Question regarding vector spaces and axioms

[trojansc82]

Homework Statement

I have quite a few problems that I believe I answered correctly, but here is one of them:

1. Rather than use the standard definitions of addition and scalar multiplication in R³, suppose these two operations are defined as follows:
(x₁, y₁, z₁) + (x₂, y₂, z₂) = (x₁+ x₂ + 1, y₁+ y₂ + 1, z₁+ z₂ + 1);

c(x,y,z) = (cx + c - 1, cy + c - 1, cz + c -1)

Homework Equations

10 axioms of a vector space

The Attempt at a Solution

R³ is not a vector space as it fails axiom 10 (Scalar Identity/ Axiom 10).

 

[micromass]

What is axiom 10? And why do you think it fails in this case?

 

[trojansc82]

What is axiom 10? And why do you think it fails in this case?

Axiom 10 is the identity axiom.

The new definition states that multiplying a vector by scalar c will result in :

c(x,y,z) = (cx + c - 1, cy + c - 1, cz + c -1)

However, axiom 10 states that if you multiply 1 by the vector the result should be the vector. This is not the case, as the result is not the vector, but :
c(x,y,z) = (cx + c - 1, cy + c - 1, cz + c -1)

 

[micromass]

I don't think it's obvious that 1(x,y,z) is not (x,y,z). Can you clarify this? (i.e. actually substitute c with 1...)

 

[trojansc82]

I don't think it's obvious that 1(x,y,z) is not (x,y,z). Can you clarify this? (i.e. actually substitute c with 1...)

You're right, I missed it.

Substituting in c=1, you will get the same vector.

I believe this fails axiom 4, the additive identity.

(1,2,3) + (0,0,0) = (2,3,4)

Please correct me if I am wrong.

 

[micromass]

Yes, but that only proves that (0,0,0) isn't the additive identity. But there may be other vectors which do satisfy the additive identity law. In fact, there is one such vector in this case...

 

[trojansc82]

Yes, but that only proves that (0,0,0) isn't the additive identity. But there may be other vectors which do satisfy the additive identity law. In fact, there is one such vector in this case...

Any hints as to which axiom it would fail?

I'm having a hard time discerning which axiom it would fail.

I tested Axiom 7, and it does not work.

c(u + v) = cu + cv

c(u + v) = 6[(1,2,3) + (3,2,1)] = (30,30,30)

cu + cv = (34,34,34)

 

[micromass]

Sadly enough, you need to check every 10 of the axioms to decide whether it's a vector space. It's a bit tedious, but it must be done...
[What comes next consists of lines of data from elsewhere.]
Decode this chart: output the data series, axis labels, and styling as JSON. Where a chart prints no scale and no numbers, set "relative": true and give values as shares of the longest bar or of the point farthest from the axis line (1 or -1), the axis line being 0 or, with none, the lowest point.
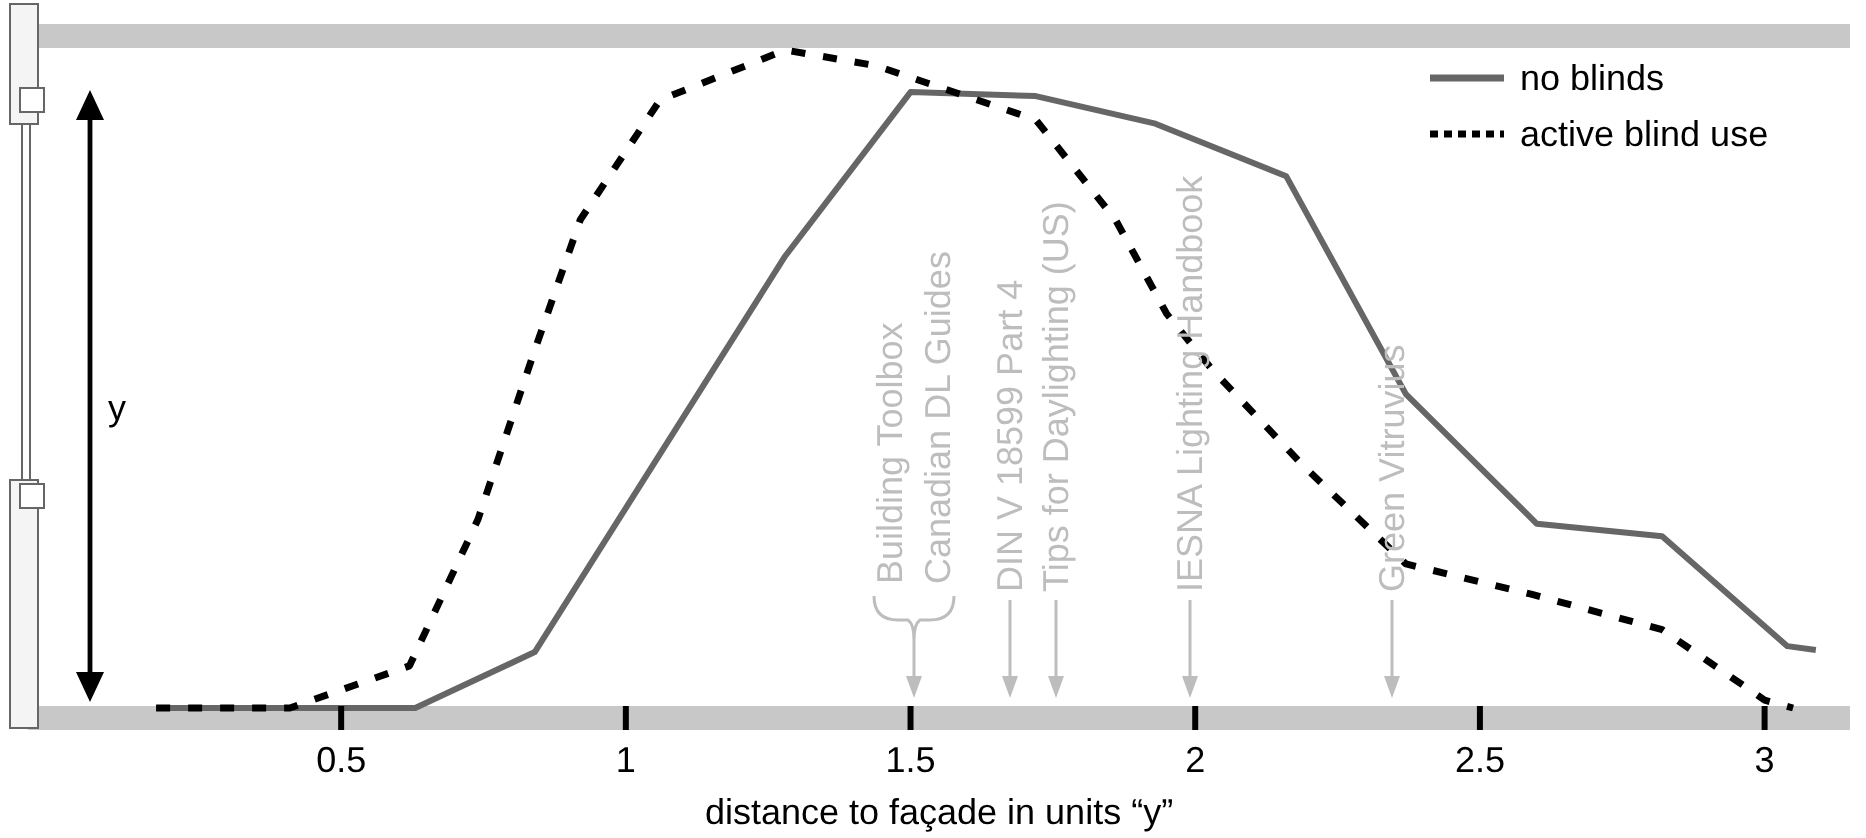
{
  "chart_data": {
    "type": "line",
    "relative": true,
    "xlabel": "distance to façade in units “y”",
    "xlim": [
      -0.05,
      3.15
    ],
    "xticks": [
      0.5,
      1,
      1.5,
      2,
      2.5,
      3
    ],
    "legend": "top right",
    "series": [
      {
        "name": "no blinds",
        "color": "#666666",
        "line_style": "solid",
        "x": [
          0.175,
          0.63,
          0.84,
          1.28,
          1.5,
          1.72,
          1.93,
          2.16,
          2.37,
          2.6,
          2.82,
          3.04,
          3.09
        ],
        "values": [
          0,
          0,
          0.085,
          0.687,
          0.936,
          0.93,
          0.888,
          0.808,
          0.477,
          0.28,
          0.261,
          0.094,
          0.088
        ]
      },
      {
        "name": "active blind use",
        "color": "#000000",
        "line_style": "dashed",
        "x": [
          0.175,
          0.41,
          0.62,
          0.74,
          0.84,
          0.92,
          1.06,
          1.28,
          1.44,
          1.72,
          1.86,
          1.95,
          2.03,
          2.19,
          2.37,
          2.59,
          2.82,
          3.0,
          3.05
        ],
        "values": [
          0,
          0,
          0.064,
          0.286,
          0.544,
          0.742,
          0.924,
          1,
          0.976,
          0.894,
          0.742,
          0.599,
          0.514,
          0.368,
          0.219,
          0.173,
          0.119,
          0.012,
          0
        ]
      }
    ],
    "annotations": [
      "y",
      "Building Toolbox",
      "Canadian DL Guides",
      "DIN V 18599 Part 4",
      "Tips for Daylighting (US)",
      "IESNA Lighting Handbook",
      "Green Vitruvius"
    ]
  }
}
And, who knows, maybe none of the axioms fail and it is a vector space

 

[trojansc82]

Sadly enough, you need to check every 10 of the axioms to decide whether it's a vector space. It's a bit tedious, but it must be done...

And, who knows, maybe none of the axioms fail and it is a vector space

Check my previous post. Looks like it fails axiom 7.

 

[micromass]

Any hints as to which axiom it would fail?

I'm having a hard time discerning which axiom it would fail.

I tested Axiom 7, and it does not work.

c(u + v) = cu + cv

c(u + v) = 6[(1,2,3) + (3,2,1)] = (30,30,30)

cu + cv = (34,34,34)

Hmm, I calculated it myself, and I seem to get a different answer than you. So perhaps I miscalculated it, can you show your steps to be sure?

But my answer also failed axiom 7, so I do think that axiom 7 is likely to fail!